How it works: When the team analyzed the nodules themselves, they found they carried a high electric charge that they hypothesize could catalyze the split of water into hydrogen and oxygen in a "geo-battery."
What they're saying: "We need to rethink how to mine these materials, so that we do not deplete the oxygen source for deep-sea life," chemist Franz Geiger of Northwestern University said in a press release. Geiger is a co-author of the new paper.
- Mining could remove nodules or cover them in seafloor sediment and impact the still-to-be-confirmed geochemical process with implications for organisms.
Yes, but: The process needs to be further investigated, the researchers wrote. And any alternative explanations need to be ruled out.
The intrigue: Oxygen is thought to be produced only through photosynthesis and many scientists think the origin of life on Earth is tied to photosynthetic cyanobacteria found in oceans, lakes and other ecosystems.
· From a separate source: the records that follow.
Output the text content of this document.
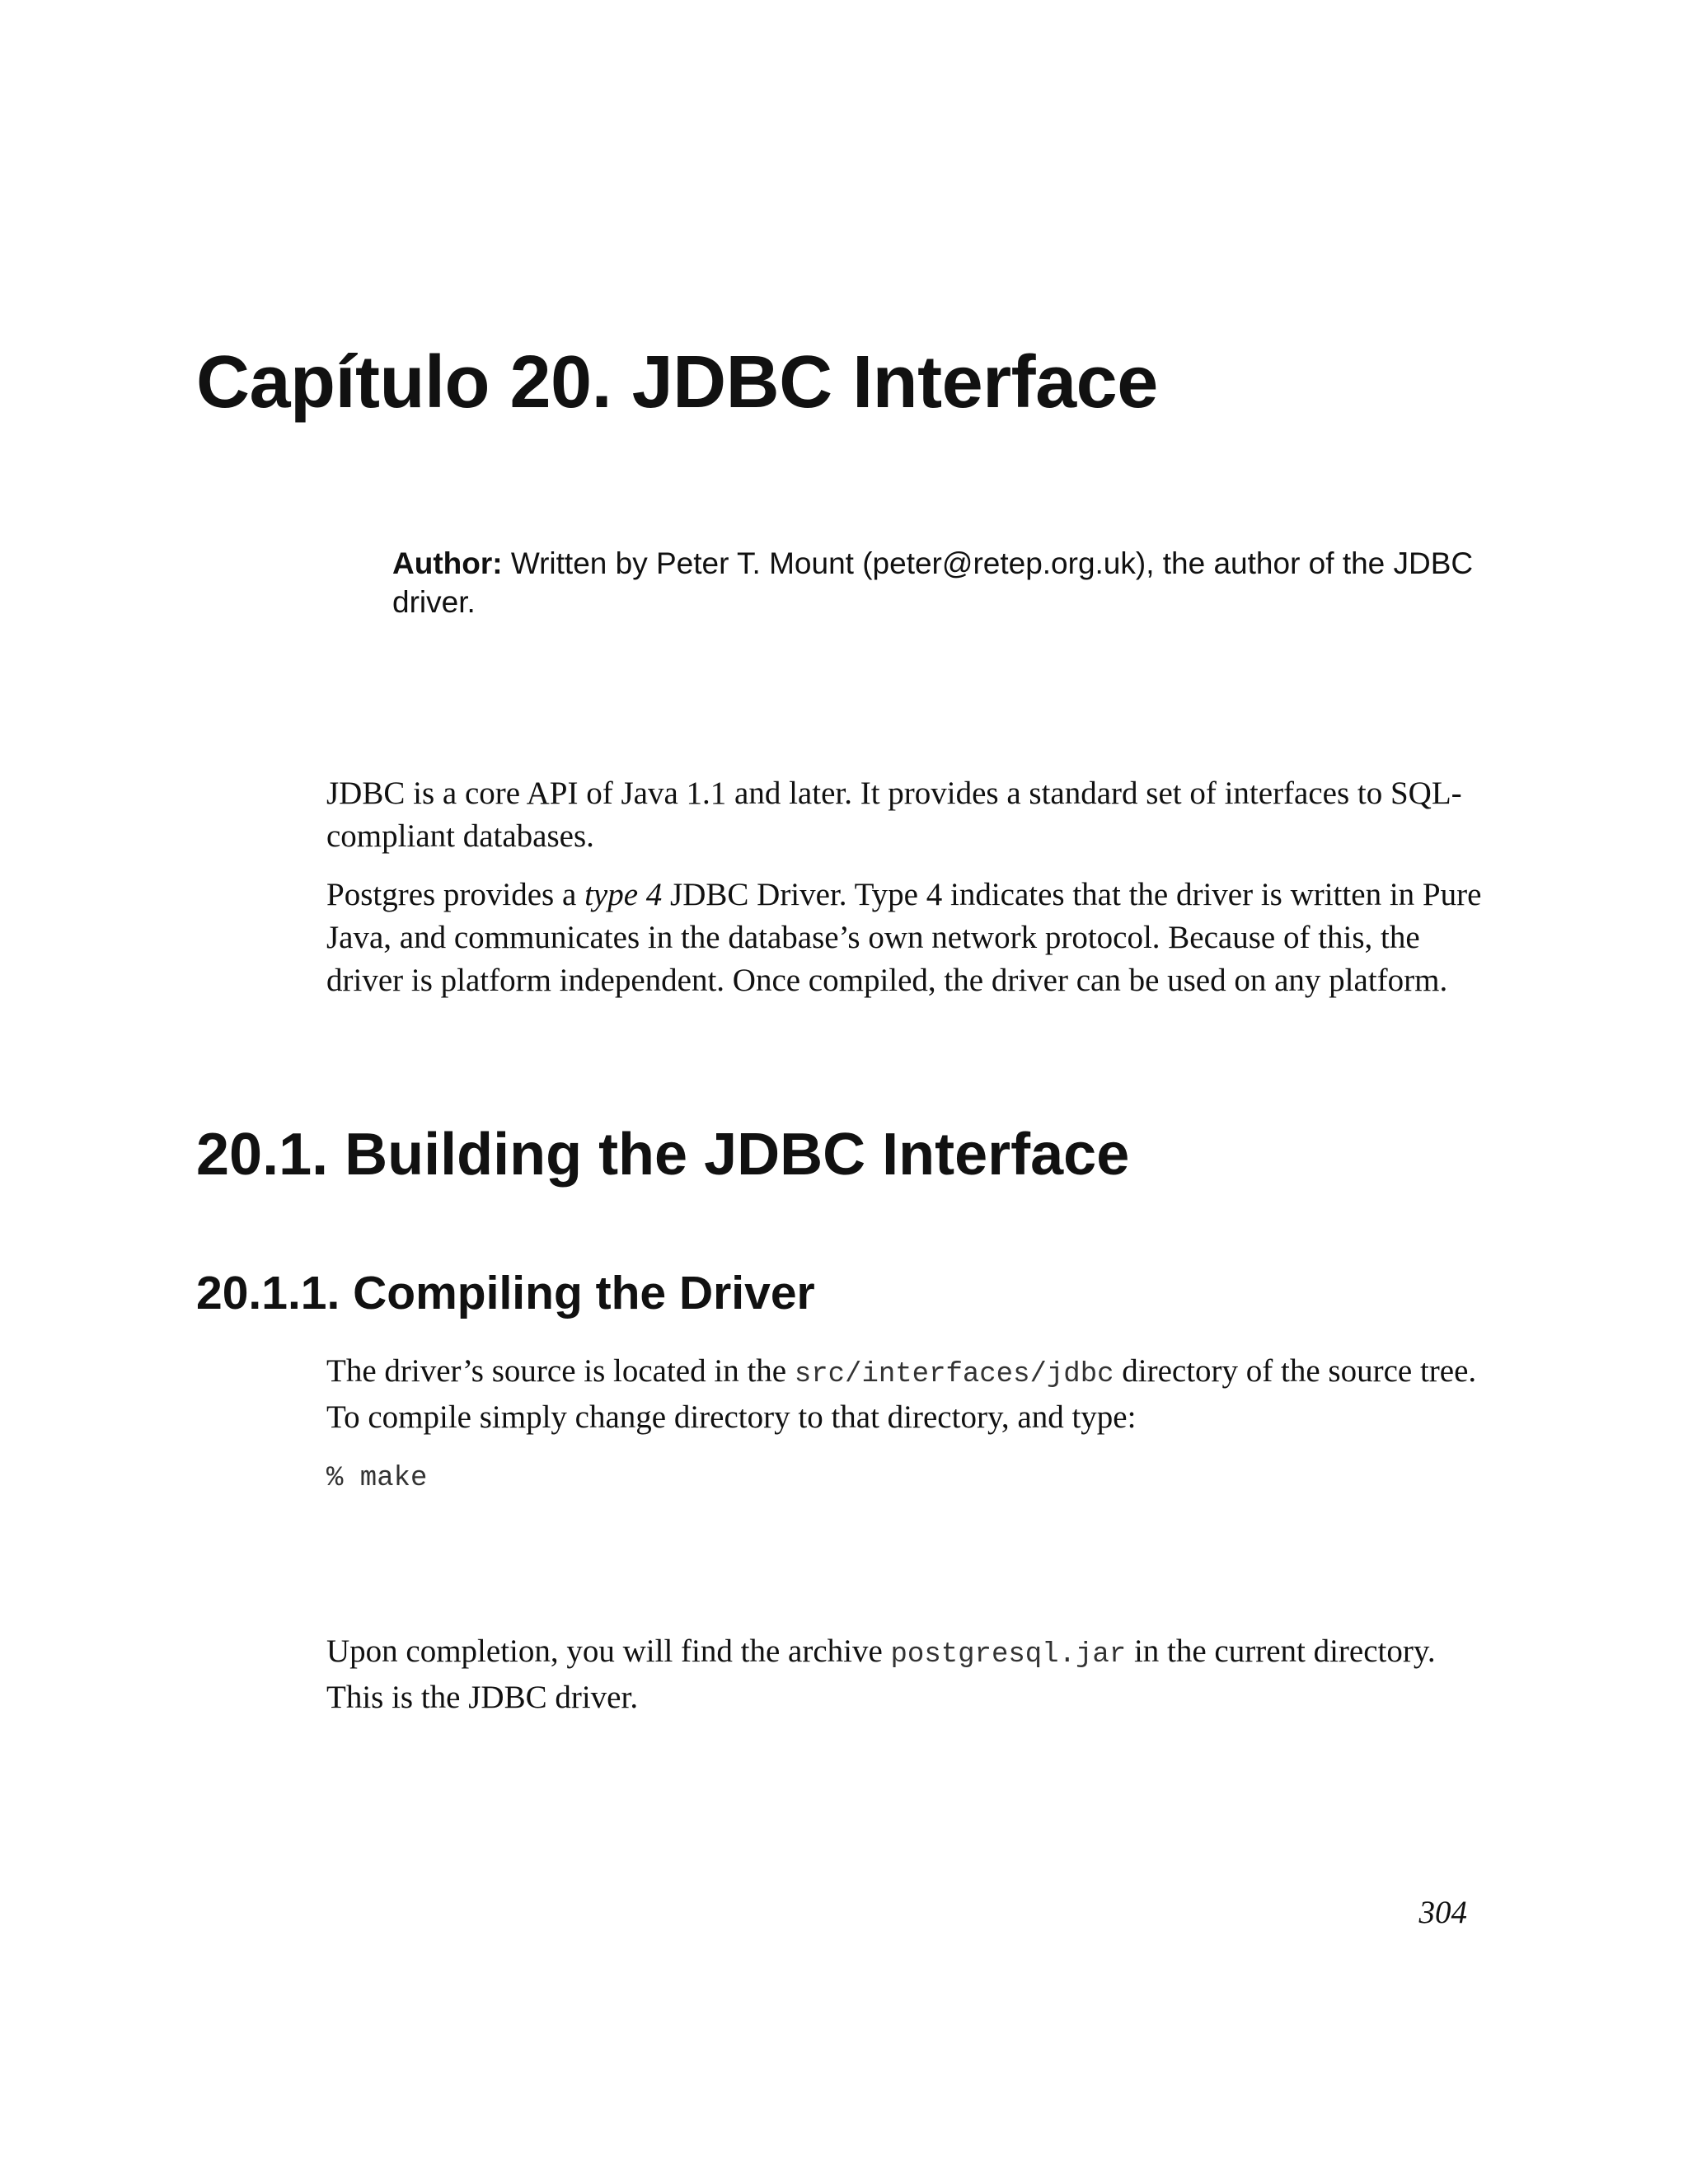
Capítulo 20. JDBC Interface

Author: Written by Peter T. Mount (peter@retep.org.uk), the author of the JDBC driver.

JDBC is a core API of Java 1.1 and later. It provides a standard set of interfaces to SQL-compliant databases.

Postgres provides a type 4 JDBC Driver. Type 4 indicates that the driver is written in Pure Java, and communicates in the database’s own network protocol. Because of this, the driver is platform independent. Once compiled, the driver can be used on any platform.

20.1. Building the JDBC Interface
20.1.1. Compiling the Driver

The driver’s source is located in the src/interfaces/jdbc directory of the source tree. To compile simply change directory to that directory, and type:

% make

Upon completion, you will find the archive postgresql.jar in the current directory. This is the JDBC driver.

304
- The discovery of potentially another source of oxygen deep in the ocean, where photosynthesis isn't possible, could then have implications for understanding how life originated on Earth, Sweetman said.
"It's a really important finding because it shows there are new processes that we haven't discovered yet," said Lisa Levin, a biological oceanographer at the Scripps Institution of Oceanography who wasn't involved in the research.
Big thanks to managing editor Scott Rosenberg, Shoshana Gordon on the Axios Visuals team and to copy editor Carolyn DiPaolo.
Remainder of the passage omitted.